Юки и Танака принесли днем небольшие подарки к отъезду. Юки всхлипывала и повторяла раз за разом, что не верит, что я уезжаю. Я пыталась ее успокоить, но как? Я тоже этому не верила.

Она подарила мне чашку на память о наших занятиях в клубе чайной церемонии, а Танака – набор дисков с «Остаться в живых», его любимым американским сериалом, что мы часто смотрели на англоязычном канале. Его щеки покраснели, когда я обняла его у двери, что показывало, что я все же не была японкой. Нужно было поклониться.

Я отправила посылку бабушке с дедушкой – в основном, там были сувениры омиягэ для них и местных друзей. Я сложила себе в сумку смеси для карри, не зная, смогу ли купить их в Дип Ривер, не веря, что смогу теперь жить без этого запаха на кухне. Я научилась у Дианы готовить никуджага и спагетти с мясом, надеясь, что запомнила все детали. Каждое утро я ела огромные тосты с медом, каждый день покупала пурин и мороженое с зеленым матча в комбини, пока не начинал приятно болеть живот. Если я и уеду отсюда, то нужно насладиться напоследок.

Пока я укладывала вещи в чемодан, кейтай зазвонил, высветился неизвестный номер. Я подняла его дрожащей рукой.

- Алло?

Только дыхание.

Я запаниковала, не понимая, откуда у них мой номер.

- Грин, - тихо сказал Ишикава. – Ки о тскэтэ на, - выдавил он, кашляя.
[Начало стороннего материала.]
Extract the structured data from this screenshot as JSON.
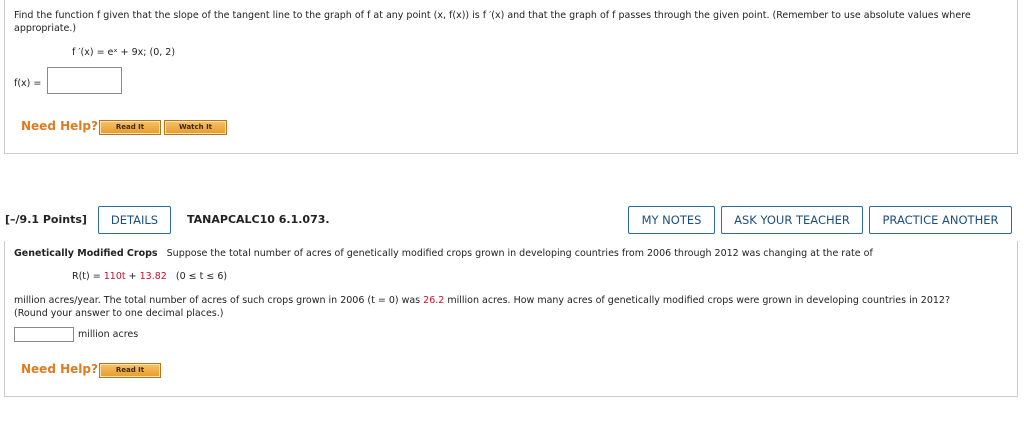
{
  "q1": {
    "prompt": "Find the function f given that the slope of the tangent line to the graph of f at any point (x, f(x)) is f ′(x) and that the graph of f passes through the given point. (Remember to use absolute values where appropriate.)",
    "given": "f ′(x) = eˣ + 9x;   (0, 2)",
    "answer_label": "f(x) =",
    "answer_value": "",
    "need_help": "Need Help?",
    "read_it": "Read It",
    "watch_it": "Watch It"
  },
  "q2": {
    "points": "[–/9.1 Points]",
    "details": "DETAILS",
    "id": "TANAPCALC10 6.1.073.",
    "my_notes": "MY NOTES",
    "ask_teacher": "ASK YOUR TEACHER",
    "practice_another": "PRACTICE ANOTHER",
    "title": "Genetically Modified Crops",
    "intro": "Suppose the total number of acres of genetically modified crops grown in developing countries from 2006 through 2012 was changing at the rate of",
    "rate_lhs": "R(t) = ",
    "rate_a": "110t",
    "rate_plus": " + ",
    "rate_b": "13.82",
    "rate_domain": "(0 ≤ t ≤ 6)",
    "body_1": "million acres/year. The total number of acres of such crops grown in 2006 (t = 0) was ",
    "body_value": "26.2",
    "body_2": " million acres. How many acres of genetically modified crops were grown in developing countries in 2012?",
    "body_3": "(Round your answer to one decimal places.)",
    "answer_value": "",
    "answer_unit": "million acres",
    "need_help": "Need Help?",
    "read_it": "Read It"
  },
  "colors": {
    "accent_orange": "#e07b1f",
    "link_blue": "#1d4f7c",
    "highlight_red": "#c8102e"
  }
}
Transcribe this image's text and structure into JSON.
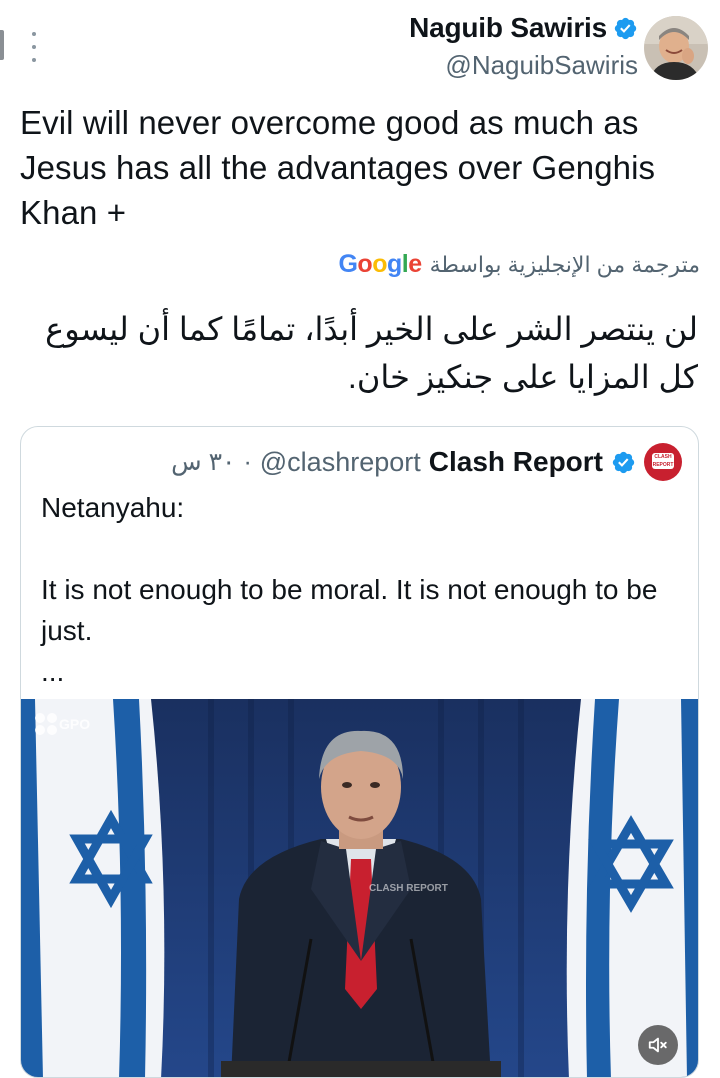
{
  "author": {
    "name": "Naguib Sawiris",
    "handle": "@NaguibSawiris",
    "verified": true
  },
  "tweet": {
    "text": "Evil will never overcome good as much as Jesus has all the advantages over Genghis Khan +"
  },
  "translation": {
    "label": "مترجمة من الإنجليزية بواسطة",
    "provider": "Google",
    "text": "لن ينتصر الشر على الخير أبدًا، تمامًا كما أن ليسوع كل المزايا على جنكيز خان."
  },
  "quoted_tweet": {
    "author_name": "Clash Report",
    "handle": "@clashreport",
    "separator": "·",
    "time": "٣٠ س",
    "lines": [
      "Netanyahu:",
      "",
      "It is not enough to be moral. It is not enough to be just.",
      "..."
    ],
    "media": {
      "watermark": "GPO",
      "center_watermark": "CLASH REPORT",
      "mute_icon": "speaker-muted-icon"
    }
  },
  "colors": {
    "text": "#0f1419",
    "secondary": "#536471",
    "verified": "#1d9bf0",
    "clash_red": "#c8202f",
    "flag_blue": "#1d5fa8",
    "backdrop": "#1f3d72"
  },
  "icons": {
    "more": "more-vertical-icon",
    "verified": "verified-badge-icon",
    "google": "google-logo"
  }
}
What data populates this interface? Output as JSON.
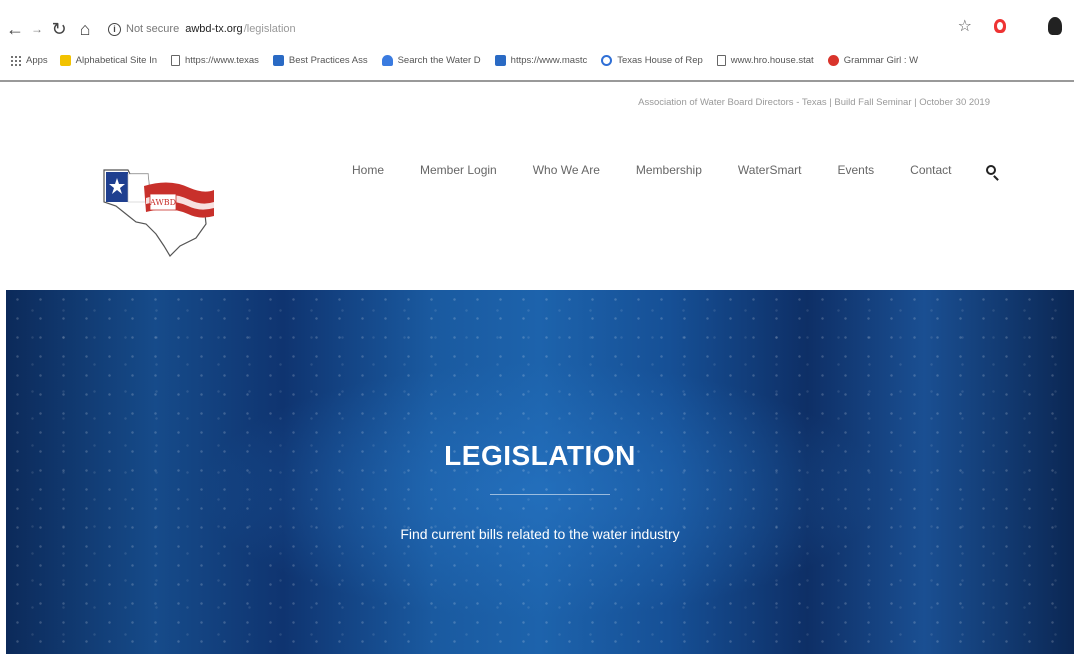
{
  "browser": {
    "security_label": "Not secure",
    "url_host": "awbd-tx.org",
    "url_path": "/legislation",
    "bookmarks": [
      {
        "label": "Apps",
        "icon": "apps-grid-icon"
      },
      {
        "label": "Alphabetical Site In",
        "icon": "folder-icon"
      },
      {
        "label": "https://www.texas",
        "icon": "page-icon"
      },
      {
        "label": "Best Practices Ass",
        "icon": "site-icon"
      },
      {
        "label": "Search the Water D",
        "icon": "site-icon"
      },
      {
        "label": "https://www.mastc",
        "icon": "site-icon"
      },
      {
        "label": "Texas House of Rep",
        "icon": "search-site-icon"
      },
      {
        "label": "www.hro.house.stat",
        "icon": "page-icon"
      },
      {
        "label": "Grammar Girl : W",
        "icon": "site-icon"
      }
    ]
  },
  "site": {
    "topbar_text": "Association of Water Board Directors - Texas | Build Fall Seminar | October 30 2019",
    "nav": [
      "Home",
      "Member Login",
      "Who We Are",
      "Membership",
      "WaterSmart",
      "Events",
      "Contact"
    ],
    "logo_text": "AWBD",
    "colors": {
      "brand_red": "#c8302b",
      "brand_blue": "#1f3f8f",
      "hero_blue": "#164b8a"
    }
  },
  "hero": {
    "title": "LEGISLATION",
    "subtitle": "Find current bills related to the water industry"
  }
}
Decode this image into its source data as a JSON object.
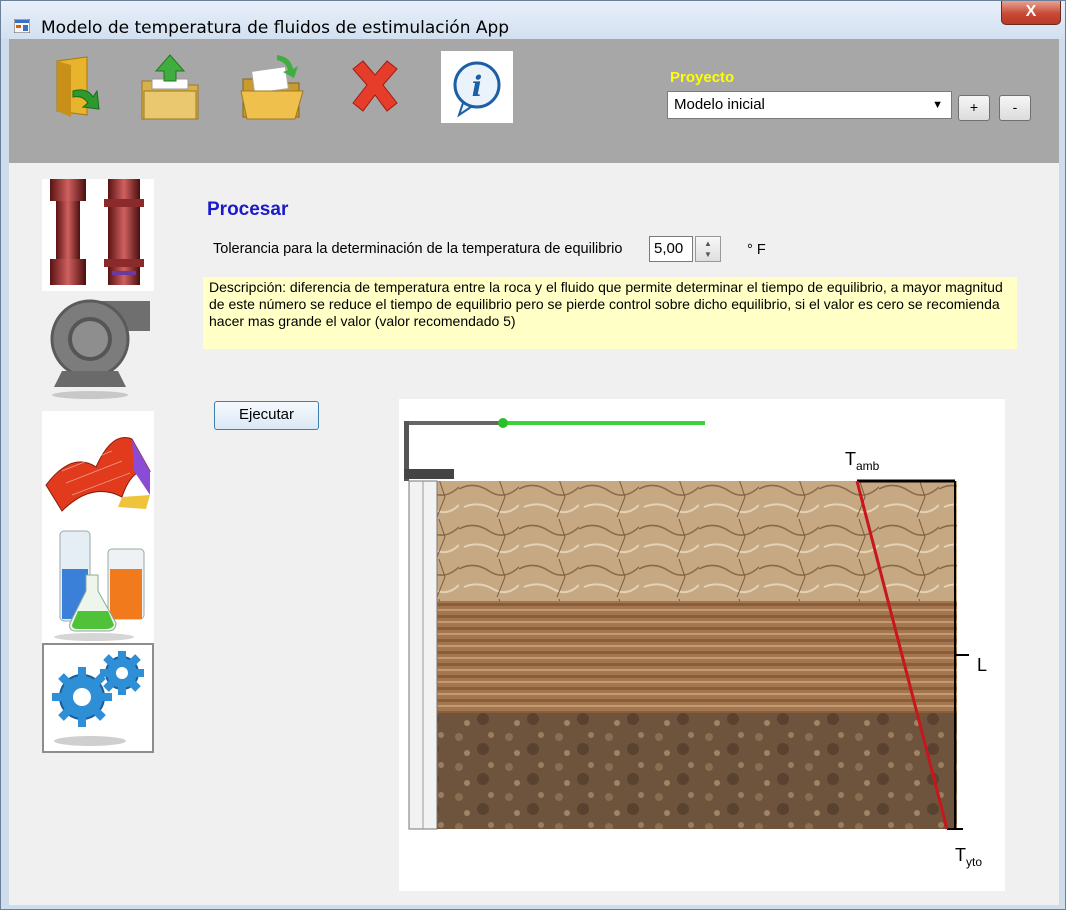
{
  "window": {
    "title": "Modelo de temperatura de fluidos de estimulación App",
    "close_glyph": "X"
  },
  "toolbar": {
    "buttons": [
      {
        "icon": "folder-exit-icon"
      },
      {
        "icon": "folder-upload-icon"
      },
      {
        "icon": "folder-open-icon"
      },
      {
        "icon": "delete-x-icon"
      },
      {
        "icon": "info-icon"
      }
    ],
    "project_label": "Proyecto",
    "project_value": "Modelo inicial",
    "add_label": "+",
    "remove_label": "-"
  },
  "sidebar": {
    "items": [
      {
        "icon": "pipe-tubing-icon"
      },
      {
        "icon": "pump-icon"
      },
      {
        "icon": "surface-3d-plot-icon"
      },
      {
        "icon": "lab-flasks-icon"
      },
      {
        "icon": "gears-icon",
        "selected": true
      }
    ]
  },
  "main": {
    "section_title": "Procesar",
    "tolerance_label": "Tolerancia para la determinación de la temperatura de equilibrio",
    "tolerance_value": "5,00",
    "tolerance_unit": "° F",
    "description": "Descripción: diferencia de temperatura entre la roca y el fluido que permite determinar el tiempo de equilibrio, a mayor magnitud de este número se reduce el tiempo de equilibrio pero se pierde control sobre dicho equilibrio, si el valor es cero se recomienda hacer mas grande el valor (valor recomendado 5)",
    "run_label": "Ejecutar"
  },
  "diagram": {
    "t_top_base": "T",
    "t_top_sub": "amb",
    "t_bottom_base": "T",
    "t_bottom_sub": "yto",
    "length_label": "L",
    "colors": {
      "gradient_line": "#c8161c",
      "progress": "#3ed13e"
    }
  }
}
И отключился. Будь осторожна. Видимо, так он пытался помириться.

Что ж. Лучшим другом ему не стать, я все еще зла на него. Хотя он и спас Томохиро жизнь.

За день до моего отлета я собиралась встретить Томо на станции Шизуока, но, к моему удивлению, он постучал в дверь. Диана отозвалась со странным выражением лица. Я выглядывала из щели в двери ванной, кровь шумела в ушах. Теперь придется ей все объяснить. Дверь открылась, я представила худшее: Томохиро, сутулясь, убирает волосы с лица, показывая шрамы на руке. Может, у него разбита губа, он ведь мог пораниться по пути сюда. А если Диана узнает о слухах о его беременной девушке? Это конец.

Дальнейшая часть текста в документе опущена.